Boy smiling Yaroslav fled Ukraine with his mother and younger brother when the full scale invasion happened in Ukraine (Danielle Desouza/PA)

Yaroslav, 12, has been playing as part of the scheme since roughly March 2023.

He fled his home in Kharkiv, in the north-east of Ukraine, with his mother and younger brother in February 2023, and reached London later that month.

He told PA: “We came to the UK because the war started between Ukraine and Russia.

“I played football in Ukraine and I started playing football from four years old.”

He said the things he enjoys the most about playing football include taking free kicks and trying to score goals.

People running with footballs The players get to hone their football skills during the sessions (Danielle Desouza/PA)

He will be supporting both Ukraine and England for Euro 2024, adding Harry Kane and Jude Bellingham are his favourite England players.

On his predictions for England, he said: “I think we’ll qualify to the semi-finals, maybe final.

“I think the final will be France against England.

“In the group stage, England will be first.”

George, 13, hails from Kyiv and left his city with his mother and sister in April 2022, travelling to Poland before reaching London later that same month.

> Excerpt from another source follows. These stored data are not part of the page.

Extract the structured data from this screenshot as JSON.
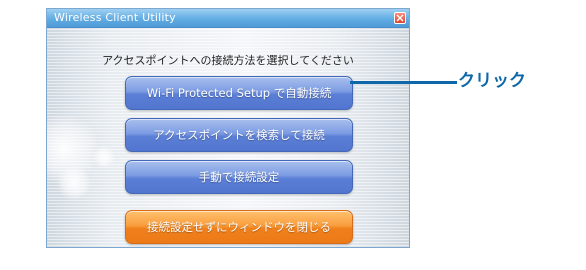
{
  "window": {
    "title": "Wireless Client Utility",
    "close_icon": "close-icon"
  },
  "instruction": "アクセスポイントへの接続方法を選択してください",
  "buttons": {
    "wps": "Wi-Fi Protected Setup で自動接続",
    "search_ap": "アクセスポイントを検索して接続",
    "manual": "手動で接続設定",
    "close_without_setup": "接続設定せずにウィンドウを閉じる"
  },
  "callout": {
    "label": "クリック",
    "color": "#0e67a8"
  },
  "colors": {
    "titlebar": "#61ace3",
    "blue_button": "#5b7fd6",
    "orange_button": "#f0801c"
  }
}
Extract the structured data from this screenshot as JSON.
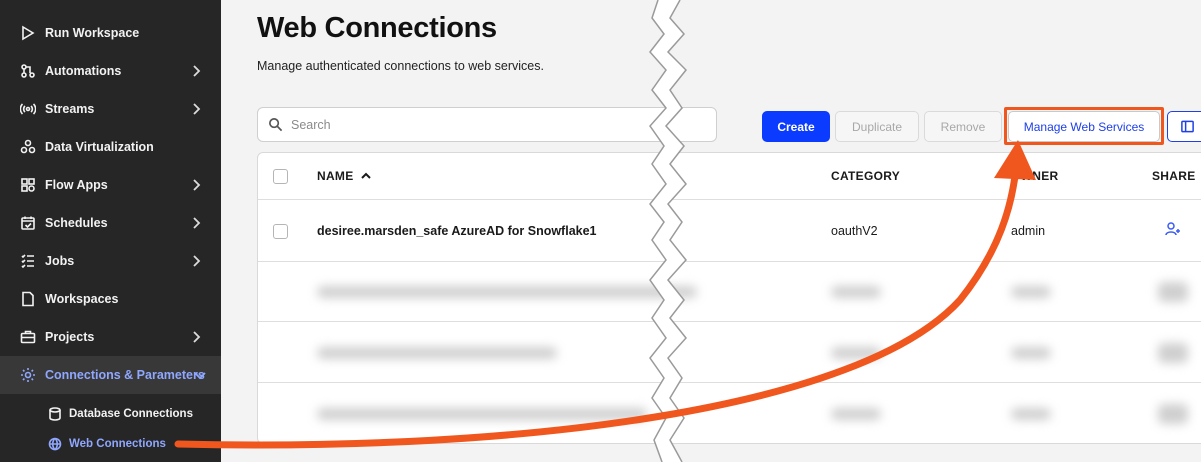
{
  "sidebar": {
    "items": [
      {
        "label": "Run Workspace",
        "icon": "play-icon",
        "chevron": false
      },
      {
        "label": "Automations",
        "icon": "automation-icon",
        "chevron": true
      },
      {
        "label": "Streams",
        "icon": "stream-icon",
        "chevron": true
      },
      {
        "label": "Data Virtualization",
        "icon": "data-virtualization-icon",
        "chevron": false
      },
      {
        "label": "Flow Apps",
        "icon": "apps-icon",
        "chevron": true
      },
      {
        "label": "Schedules",
        "icon": "calendar-icon",
        "chevron": true
      },
      {
        "label": "Jobs",
        "icon": "jobs-icon",
        "chevron": true
      },
      {
        "label": "Workspaces",
        "icon": "file-icon",
        "chevron": false
      },
      {
        "label": "Projects",
        "icon": "briefcase-icon",
        "chevron": true
      },
      {
        "label": "Connections & Parameters",
        "icon": "gear-icon",
        "chevron": true,
        "active": true
      }
    ],
    "sub_items": [
      {
        "label": "Database Connections",
        "icon": "database-icon"
      },
      {
        "label": "Web Connections",
        "icon": "globe-icon",
        "active": true
      }
    ]
  },
  "main": {
    "title": "Web Connections",
    "subtitle": "Manage authenticated connections to web services.",
    "search": {
      "placeholder": "Search"
    },
    "toolbar": {
      "create_label": "Create",
      "duplicate_label": "Duplicate",
      "remove_label": "Remove",
      "manage_label": "Manage Web Services"
    },
    "table": {
      "columns": [
        "NAME",
        "CATEGORY",
        "OWNER",
        "SHARE"
      ],
      "rows": [
        {
          "name": "desiree.marsden_safe AzureAD for Snowflake1",
          "category": "oauthV2",
          "owner": "admin"
        }
      ]
    }
  },
  "colors": {
    "accent": "#0b3bff",
    "highlight": "#f0571e",
    "sidebar_bg": "#262626",
    "active_nav": "#8fa7ff"
  }
}
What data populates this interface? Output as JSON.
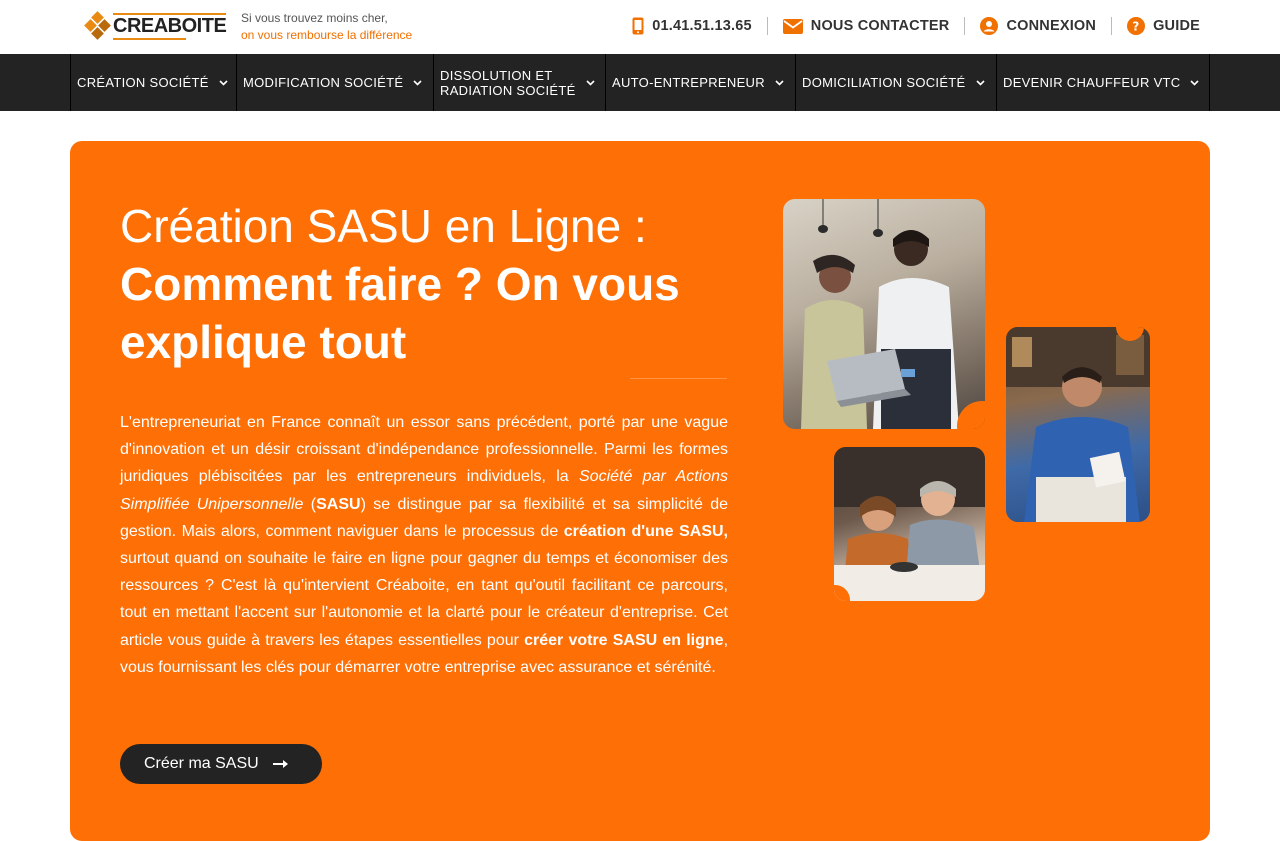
{
  "header": {
    "logo_text": "CREABOITE",
    "tagline_line1": "Si vous trouvez moins cher,",
    "tagline_line2": "on vous rembourse la différence",
    "phone": "01.41.51.13.65",
    "contact_label": "NOUS CONTACTER",
    "login_label": "CONNEXION",
    "guide_label": "GUIDE"
  },
  "nav": {
    "items": [
      {
        "label": "CRÉATION SOCIÉTÉ"
      },
      {
        "label": "MODIFICATION SOCIÉTÉ"
      },
      {
        "label": "DISSOLUTION ET\nRADIATION SOCIÉTÉ"
      },
      {
        "label": "AUTO-ENTREPRENEUR"
      },
      {
        "label": "DOMICILIATION SOCIÉTÉ"
      },
      {
        "label": "DEVENIR CHAUFFEUR VTC"
      }
    ]
  },
  "hero": {
    "title_line1": "Création SASU en Ligne :",
    "title_line2": "Comment faire ? On vous explique tout",
    "body": {
      "p1": "L'entrepreneuriat en France connaît un essor sans précédent, porté par une vague d'innovation et un désir croissant d'indépendance professionnelle. Parmi les formes juridiques plébiscitées par les entrepreneurs individuels, la ",
      "em1": "Société par Actions Simplifiée Unipersonnelle",
      "p2": " (",
      "b1": "SASU",
      "p3": ") se distingue par sa flexibilité et sa simplicité de gestion. Mais alors, comment naviguer dans le processus de ",
      "b2": "création d'une SASU,",
      "p4": " surtout quand on souhaite le faire en ligne pour gagner du temps et économiser des ressources ? C'est là qu'intervient Créaboite, en tant qu'outil facilitant ce parcours, tout en mettant l'accent sur l'autonomie et la clarté pour le créateur d'entreprise. Cet article vous guide à travers les étapes essentielles pour ",
      "b3": "créer votre SASU en ligne",
      "p5": ", vous fournissant les clés pour démarrer votre entreprise avec assurance et sérénité."
    },
    "cta_label": "Créer ma SASU"
  },
  "colors": {
    "brand_orange": "#fe6f06",
    "nav_bg": "#232323",
    "cta_bg": "#232323"
  },
  "icons": {
    "phone": "phone-icon",
    "contact": "envelope-icon",
    "login": "user-circle-icon",
    "guide": "question-circle-icon",
    "nav_chevron": "chevron-down-icon",
    "cta": "arrow-right-icon"
  }
}
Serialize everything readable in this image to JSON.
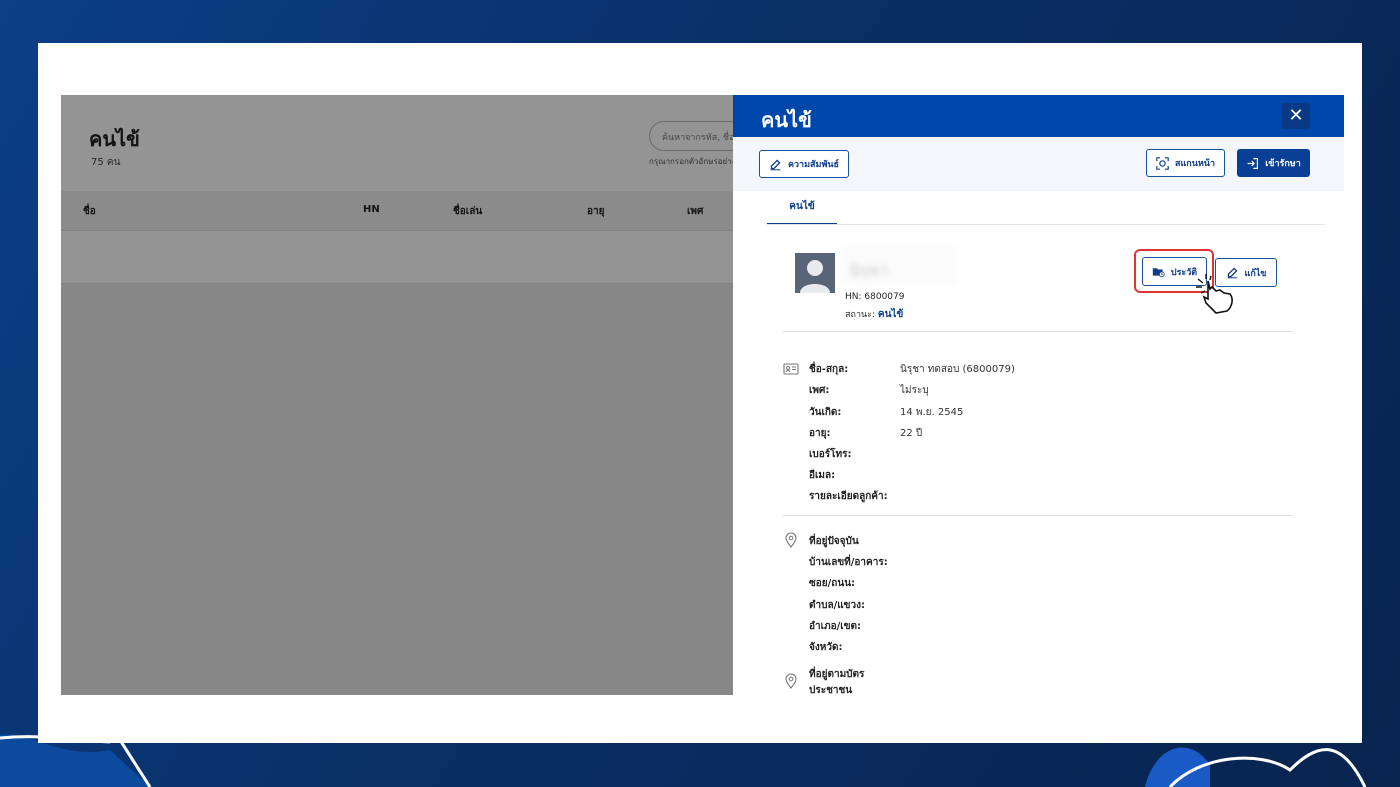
{
  "list_page": {
    "title": "คนไข้",
    "count": "75 คน",
    "search_placeholder": "ค้นหาจากรหัส, ชื่อ",
    "search_hint": "กรุณากรอกตัวอักษรอย่างน้อย",
    "columns": [
      "ชื่อ",
      "HN",
      "ชื่อเล่น",
      "อายุ",
      "เพศ"
    ]
  },
  "panel": {
    "title": "คนไข้",
    "close_icon": "close-icon",
    "toolbar": {
      "relationship_label": "ความสัมพันธ์",
      "scan_label": "สแกนหน้า",
      "admit_label": "เข้ารักษา"
    },
    "tab_label": "คนไข้",
    "profile": {
      "name": "นิรุชา",
      "hn": "HN: 6800079",
      "status_label": "สถานะ:",
      "status_value": "คนไข้",
      "history_label": "ประวัติ",
      "edit_label": "แก้ไข"
    },
    "info": {
      "fields": [
        {
          "label": "ชื่อ-สกุล:",
          "value": "นิรุชา ทดสอบ (6800079)"
        },
        {
          "label": "เพศ:",
          "value": "ไม่ระบุ"
        },
        {
          "label": "วันเกิด:",
          "value": "14 พ.ย. 2545"
        },
        {
          "label": "อายุ:",
          "value": "22 ปี"
        },
        {
          "label": "เบอร์โทร:",
          "value": ""
        },
        {
          "label": "อีเมล:",
          "value": ""
        },
        {
          "label": "รายละเอียดลูกค้า:",
          "value": ""
        }
      ]
    },
    "address": {
      "title": "ที่อยู่ปัจจุบัน",
      "fields": [
        "บ้านเลขที่/อาคาร:",
        "ซอย/ถนน:",
        "ตำบล/แขวง:",
        "อำเภอ/เขต:",
        "จังหวัด:"
      ]
    },
    "id_address": {
      "title_line1": "ที่อยู่ตามบัตร",
      "title_line2": "ประชาชน"
    }
  },
  "colors": {
    "brand": "#0047ab",
    "highlight": "#e23333"
  }
}
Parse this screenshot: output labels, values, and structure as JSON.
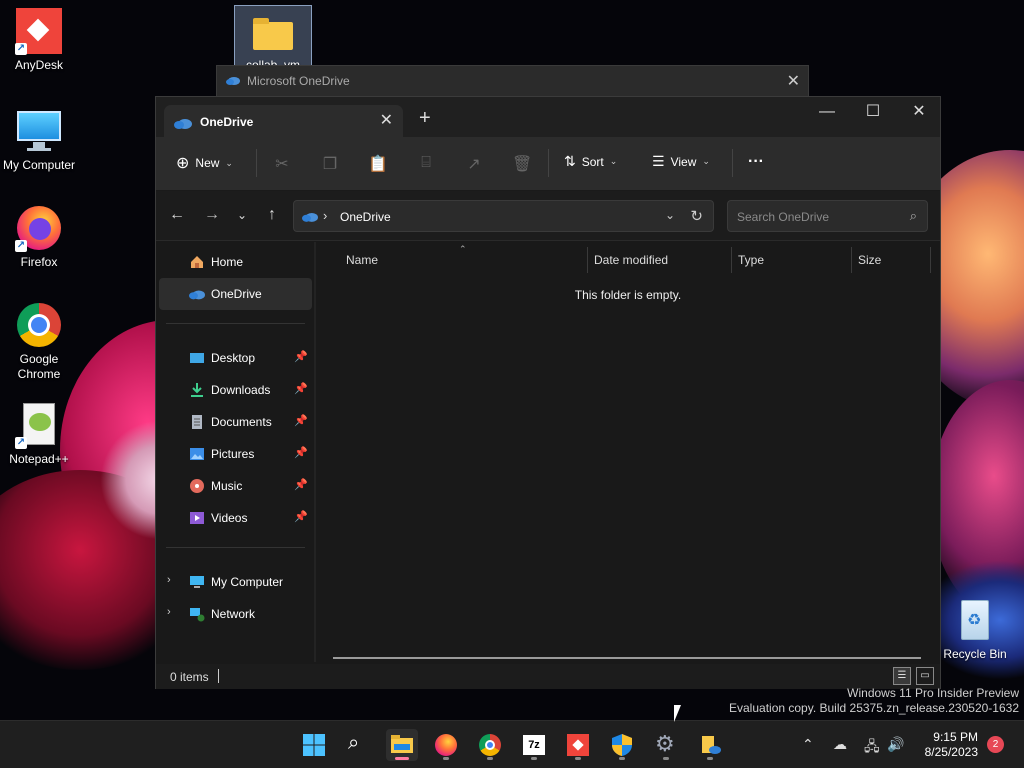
{
  "desktop": {
    "icons": [
      {
        "label": "AnyDesk"
      },
      {
        "label": "My Computer"
      },
      {
        "label": "Firefox"
      },
      {
        "label": "Google Chrome"
      },
      {
        "label": "Notepad++"
      },
      {
        "label": "Recycle Bin"
      },
      {
        "label": "collab_vm"
      }
    ]
  },
  "onedrive_window": {
    "title": "Microsoft OneDrive"
  },
  "explorer": {
    "tab_title": "OneDrive",
    "toolbar": {
      "new_label": "New",
      "sort_label": "Sort",
      "view_label": "View",
      "more_label": "···"
    },
    "address": {
      "crumb": "OneDrive"
    },
    "search_placeholder": "Search OneDrive",
    "nav": {
      "home": "Home",
      "onedrive": "OneDrive",
      "desktop": "Desktop",
      "downloads": "Downloads",
      "documents": "Documents",
      "pictures": "Pictures",
      "music": "Music",
      "videos": "Videos",
      "my_computer": "My Computer",
      "network": "Network"
    },
    "columns": {
      "name": "Name",
      "date": "Date modified",
      "type": "Type",
      "size": "Size"
    },
    "empty_text": "This folder is empty.",
    "status": {
      "items": "0 items"
    }
  },
  "watermark": {
    "line1": "Windows 11 Pro Insider Preview",
    "line2": "Evaluation copy. Build 25375.zn_release.230520-1632"
  },
  "taskbar": {
    "clock_time": "9:15 PM",
    "clock_date": "8/25/2023",
    "notification_count": "2"
  },
  "colors": {
    "accent": "#4cc2ff",
    "onedrive": "#2f7fd6",
    "notif_badge": "#e74856"
  }
}
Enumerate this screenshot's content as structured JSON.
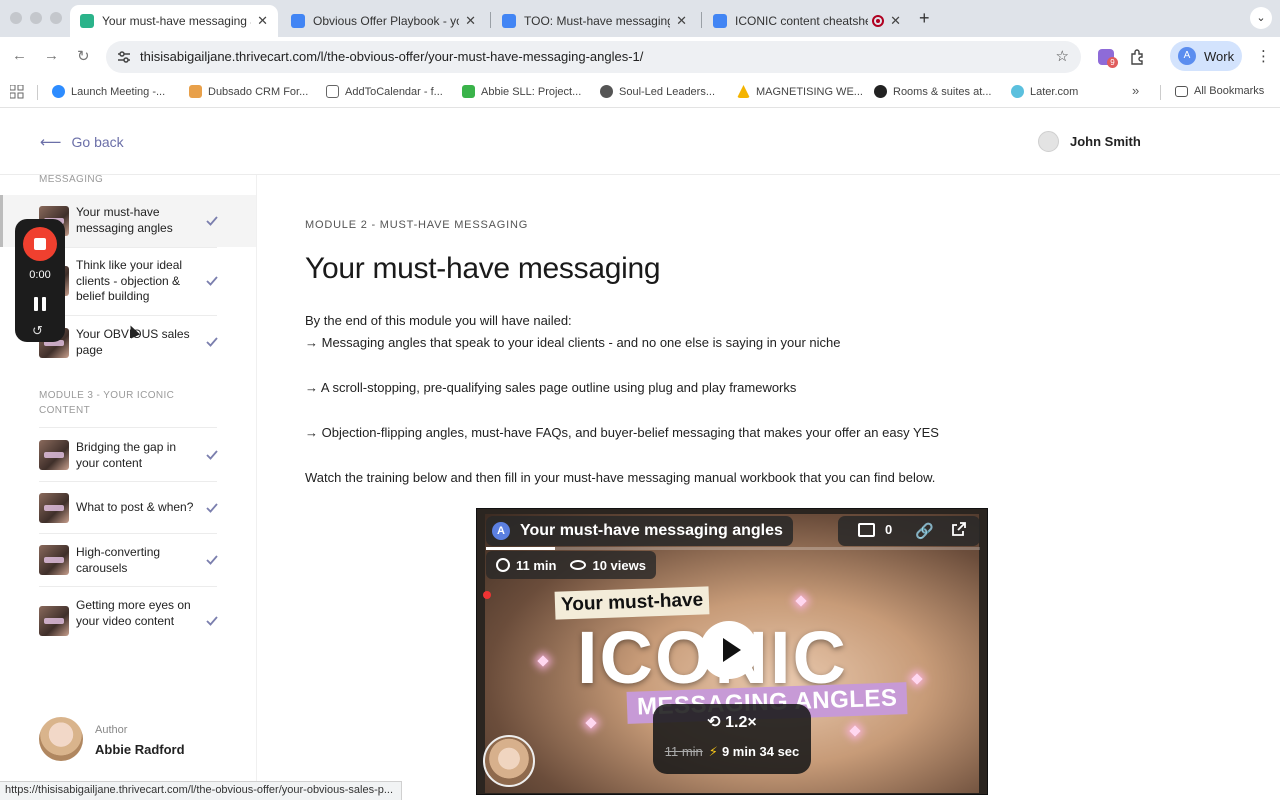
{
  "browser": {
    "tabs": [
      {
        "title": "Your must-have messaging a",
        "favicon_color": "#2bb38a",
        "active": true
      },
      {
        "title": "Obvious Offer Playbook - you",
        "favicon_color": "#4285f4",
        "active": false
      },
      {
        "title": "TOO: Must-have messaging n",
        "favicon_color": "#4285f4",
        "active": false
      },
      {
        "title": "ICONIC content cheatshe",
        "favicon_color": "#4285f4",
        "active": false
      }
    ],
    "new_tab_label": "+",
    "url": "thisisabigailjane.thrivecart.com/l/the-obvious-offer/your-must-have-messaging-angles-1/",
    "extension_badge": "9",
    "profile_label": "Work",
    "profile_initial": "A",
    "bookmarks": [
      {
        "label": "Launch Meeting -...",
        "color": "#2d8cff"
      },
      {
        "label": "Dubsado CRM For...",
        "color": "#e8a04a"
      },
      {
        "label": "AddToCalendar - f...",
        "color": "#666666"
      },
      {
        "label": "Abbie SLL: Project...",
        "color": "#3ab34a"
      },
      {
        "label": "Soul-Led Leaders...",
        "color": "#555555"
      },
      {
        "label": "MAGNETISING WE...",
        "color": "#f4b400"
      },
      {
        "label": "Rooms & suites at...",
        "color": "#222222"
      },
      {
        "label": "Later.com",
        "color": "#5bc0de"
      }
    ],
    "all_bookmarks_label": "All Bookmarks",
    "status_url": "https://thisisabigailjane.thrivecart.com/l/the-obvious-offer/your-obvious-sales-p..."
  },
  "header": {
    "go_back_label": "Go back",
    "user_name": "John Smith"
  },
  "sidebar": {
    "cutoff_section": "MESSAGING",
    "module2_lessons": [
      {
        "title": "Your must-have messaging angles",
        "active": true
      },
      {
        "title": "Think like your ideal clients - objection & belief building",
        "active": false
      },
      {
        "title": "Your OBVIOUS sales page",
        "active": false
      }
    ],
    "module3_label": "MODULE 3 - YOUR ICONIC CONTENT",
    "module3_lessons": [
      {
        "title": "Bridging the gap in your content"
      },
      {
        "title": "What to post & when?"
      },
      {
        "title": "High-converting carousels"
      },
      {
        "title": "Getting more eyes on your video content"
      }
    ],
    "author_label": "Author",
    "author_name": "Abbie Radford"
  },
  "recorder": {
    "time": "0:00"
  },
  "main": {
    "module_label": "MODULE 2 - MUST-HAVE MESSAGING",
    "title": "Your must-have messaging",
    "intro": "By the end of this module you will have nailed:",
    "bullet1": "→ Messaging angles that speak to your ideal clients - and no one else is saying in your niche",
    "bullet2": "→ A scroll-stopping, pre-qualifying sales page outline using plug and play frameworks",
    "bullet3": "→ Objection-flipping angles, must-have FAQs, and buyer-belief messaging that makes your offer an easy YES",
    "outro": "Watch the training below and then fill in your must-have messaging manual workbook that you can find below."
  },
  "video": {
    "initial": "A",
    "title": "Your must-have messaging angles",
    "comment_count": "0",
    "duration": "11 min",
    "views": "10 views",
    "progress": 0.14,
    "overlay_sub": "Your must-have",
    "overlay_big": "ICONIC",
    "overlay_band": "MESSAGING ANGLES",
    "speed": "1.2×",
    "old_time": "11 min",
    "new_time": "9 min 34 sec"
  }
}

He told PA: “At first, we drove (from Kyiv) to Krakow and then from there, we went to London on a plane.”

Boy posing with his hands behind his back George predicts England will make it to the final of Euro 2024 (Danielle Desouza/PA)

He said he enjoys football because his grandfather played the sport, which led to his burgeoning love for it, which has been nurtured since playing with Bloomsbury Football since May 2023.

As for his predictions for the Euros, he said: “I think Ukraine are going to go to the quarter-finals and England, probably the final, but I’m not sure if they’ll win.”

He hopes his favourite player – Everton’s goalkeeper Jordan Pickford – will keep England’s Euro dream alive.

Charlie Hyman, the founder and chief executive officer of Bloomsbury Football, said he decided to set up the charity in 2018 because after spending time coaching football matches, he realised how many people are “priced out” of the sport and wanted to change that.

Man looking at the camera Charlie Hyman founded Bloomsbury Football in 2018 (Danielle Desouza/PA)

The idea behind having a refugee football programme was to help those arriving in the UK “feel at home”.

When asked if any of the players could potentially play in the Euro one day, the 28-year-old Londoner said: “Yes, some of them might go and be professional footballers, but actually most of them won’t and it’s abut giving them the skills to succeed at life and lead a fulfilling career, whatever that might be.

“I think the Euros is a really exciting moment of inspiration and hopefully it encourages a lot of people to go out and play, but what’s really important and is often missing is actually the opportunity to do so and that’s where Bloomsbury come in.

“We remove all the barriers so that every child can turn that inspiration into action.”